Can the ESB replace the NBP?
CAN a semi-state body such as the ESB, Bord na Mona or Irish Water (Ervia) become a viable substitute for the current National Broadband Plan? Now that it has been floated publicly by Fianna Fail, it will become part of the debate as we wait to see what the Government intends to do on what once looked like an urgent rural rollout process.
But is it realistic? How far will Fianna Fail push it? Could distrust in the current process really threaten a new Confidence And Supply agreement between Fine Gael and Fianna Fail?

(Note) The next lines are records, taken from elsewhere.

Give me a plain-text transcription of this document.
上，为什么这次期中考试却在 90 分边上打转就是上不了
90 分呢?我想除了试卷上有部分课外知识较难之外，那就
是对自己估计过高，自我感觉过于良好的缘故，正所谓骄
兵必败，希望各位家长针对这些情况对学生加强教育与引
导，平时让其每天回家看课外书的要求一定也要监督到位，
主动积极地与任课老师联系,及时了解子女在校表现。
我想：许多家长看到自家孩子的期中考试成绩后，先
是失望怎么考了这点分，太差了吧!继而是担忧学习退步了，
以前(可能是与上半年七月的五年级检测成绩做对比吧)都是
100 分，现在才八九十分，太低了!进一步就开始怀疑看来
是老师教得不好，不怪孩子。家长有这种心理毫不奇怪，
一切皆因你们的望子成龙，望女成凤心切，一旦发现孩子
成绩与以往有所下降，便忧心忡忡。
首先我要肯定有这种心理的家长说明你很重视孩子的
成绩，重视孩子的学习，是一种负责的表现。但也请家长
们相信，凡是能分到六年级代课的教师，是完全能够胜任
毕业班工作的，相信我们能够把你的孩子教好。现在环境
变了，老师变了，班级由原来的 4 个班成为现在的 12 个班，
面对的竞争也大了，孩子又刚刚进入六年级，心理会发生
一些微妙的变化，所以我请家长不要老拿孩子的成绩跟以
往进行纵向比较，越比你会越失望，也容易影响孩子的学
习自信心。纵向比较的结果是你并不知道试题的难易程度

Last week, Fianna Fail’s communications spokesperson, Timmy Dooley, raised the prospect of Irish Water (Ervia) or other semi-states taking on the project to deliver high speed broadband to 540,000 rural homes and businesses. He is clearly not impressed with the current prospect, which has seen Granahan McCourt left as the sole bidder to the state tender. Dooley went so far as to say that the State may have “low-balled” the biggest prospective bidders, Eir and Siro, by making it commercially unattractive for them to stay in the race.
Therefore, he and Fianna Fail are effectively calling for the scrapping of the current process and its replacement with a direct provision model.
But in doing so, they are indirectly saying that rural homes cannot have broadband for at least another three years. Because it is almost impossible to see such a plan delivering broadband to rural areas in any expedited time frame.
I spoke to some of the semi-state companies named about this proposal last week. Their responses generally indicated that it would be a matter of starting from scratch. (Some of them indicated hostility to the idea.)
In other words, it would likely take years from now. That’s not an easy prospect to stomach for rural businesses, including thousands of farmers.
A lot of discussion around the National Broadband Plan in recent weeks has focused on technicalities.
Increasingly, the people that this process is supposed to rescue — 1.1 million rural residents and businesses — are being considered as an afterthought.
Elsewhere in this paper today, Communications Minister Richard Bruton answers some questions around the Government’s general approach to broadband. He indicates that the administration is still behind the general principle of delivering high-speed connectivity to rural areas. But he’s non-committal on how. And there is still no firm comment on timelines. It’s worth noting that 2019 was previously a firm promise on delivery. (And that itself was a delayed target.)
Now, we’re back to softer language over “decisions” to be taken in future.
(At least we now know that there is no ‘Plan B’, something that the Department of Communications previously suggested it had up its sleeve in case the current process failed.) So what happens next?
The moment of truth comes when the National Broadband Plan’s auditor, Peter Smyth, reports on the process later this month. If he gives it the go-ahead after searching for potential improper meetings between the last Communications Minister Denis Naughten, and the head of the bid consortium, David McCourt, will Bruton and Varadkar sign off on it? In theory, that’s an easy answer: yes. The Department’s officials have been working for years to get the technical t’s crossed and the commercial i’s dotted.
Only one thing has really changed — the political climate. That incorporates both increasing hostility from Fianna Fail and criticism of the makeup (and alternating components) of the Granahan McCourt-led consortium.
Is that an instructive element in how Bruton and Varadkar now treat this process? Is it more important than timely delivery of the basic infrastructure promised?
If so, there are some big winners. Eir is one. Not only does it get a longer window to keep people on its sub-par telephone line internet in rural areas, but it may hold even more power in a reconstituted roll-out plan. In its desperation to deliver an alternative, the Government won’t be in any position to string out negotiations with the company holding large swathes of critical infrastructure.
City landlords will also continue to win big. There is no prospect of college-leavers staying in rural areas — or even in the broadband-enabled towns close by — if high-speed connectivity is reserved exclusively for urban areas. (There are still towns in the midlands with derelict ghost estates, even as there’s an accommodation crisis in cities.)
The country will become even more entrenched as a two-tier economy.
Many commentators continue to say that Eir effectively undermined the National Broadband Plan by siphoning off the most attractive 300,000 premises into their own private network footprint.
To be fair to the Government and to Eir, there was little the State could do to stop that happening: under EU state-aid rules, if Eir says it will provide high-speed broadband to a rural area, the Government can’t stop it from doing so on the basis that it wants to roll out a State network.
Moreover, Eir has every right to point out that over 250,000 of the 300,000 premises promised are now within connection capability (they’re ‘passed’).
That compares to not a single premises in the remaining 540,000 bundle of homes and businesses that can get proper broadband. Right now, that looks to be at least 18 months off.
“The Government is committed to providing high-speed broadband to every home, farm and business across Ireland as quickly as possible,” a spokesman for the Communications Department said in response to questions put by this column last week.
“The Government remain committed to concluding the procurement process for the National Broadband Plan Stateled intervention to a conclusion in a fair and impartial manner as quickly as possible.”